Insurances will deny the claim as Denial Code CO 119 – Benefit maximum for this time period or occurrence has been reached or exhausted, whenever the maximum amount or maximum number of visits or units for the time dated under the plans policy is reached.
To understand the denial code 119 consider the following example:
Assume as per the John plan policy End Stage Related Services are allowed only once per month.
Let us assume John has taken ESRD related health care services on 12/02/2019 and received a payment for the claim from insurance. Again on the same month John received ESRD related health care services i.e. on 12/24/2019.
In this case, Do insurance company pay the date of service 12/24/2019?
Answer: No, insurance will deny the claim with Denial Code CO 119 – Benefit maximum for this time period or occurrence has been reached or exhausted. Because this End stage related healthcare service is allowed only once per month as per the patient policy and John has already received payment for the similar End stage related service on 12/02/2019, so insurance company will deny the claim as per the his plan policy.
What is Maximum benefit Exhausted in Medical Billing?
Maximum Benefit exhausted in medical billing refers to the maximum amount of money/maximum number of visits/maximum number of units met as per the patient plan policy (specific time period).

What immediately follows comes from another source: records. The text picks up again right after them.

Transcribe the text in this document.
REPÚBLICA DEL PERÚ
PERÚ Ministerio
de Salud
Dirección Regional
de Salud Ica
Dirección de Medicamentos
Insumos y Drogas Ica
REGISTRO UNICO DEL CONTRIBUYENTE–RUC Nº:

When the Claim denied as Maximum Benefits Met or Maximum benefit Exhausted, then we need to follow the below steps to resolve the denial (CO 119 denial code):
- Review the other claims billed after the date of service in question, if found paid in the application. Call the claims department of carrier and have the claim reprocessed by referencing the paid claim.
- If the procedure code is an office visit/ consultation, check if the patient has referrals to cover those visits, if yes, reprocess the claim.
If above information not available,
- Reach out insurance company to find out whether it’s maximum amount or unit or visit?
- Get the maximum amount or visit or units under the patient plans policy and benefit met date?
- Bill the patient if the benefits met or benefits exhausted (Before you do, check the client specifications).
Call the claims department and ask the following question when claim denied with CO 119 – Benefit maximum for this time period or occurrence has been reached or exhausted:
If Benefit Maximum for this time period or occurrence has reached, then ask the following questions:
- Get the Claim received date and denial date of the Claim?
- Check with rep and get the maximum benefit amount for the patient and the date when the maximum benefit amount reached?
- Get the Claim number and Cal reference number
If Maximum frequency (Units) reached, then check with the following questions:
- Get the received and denial date?
- Get the maximum frequency for the procedure code and the date when the maximum frequency reached?
- Get the Claim number and Cal reference number.
If Maximum visits reached, then with the following questions:
- May I know the maximum visit for the patient and the date when the maximum visit met?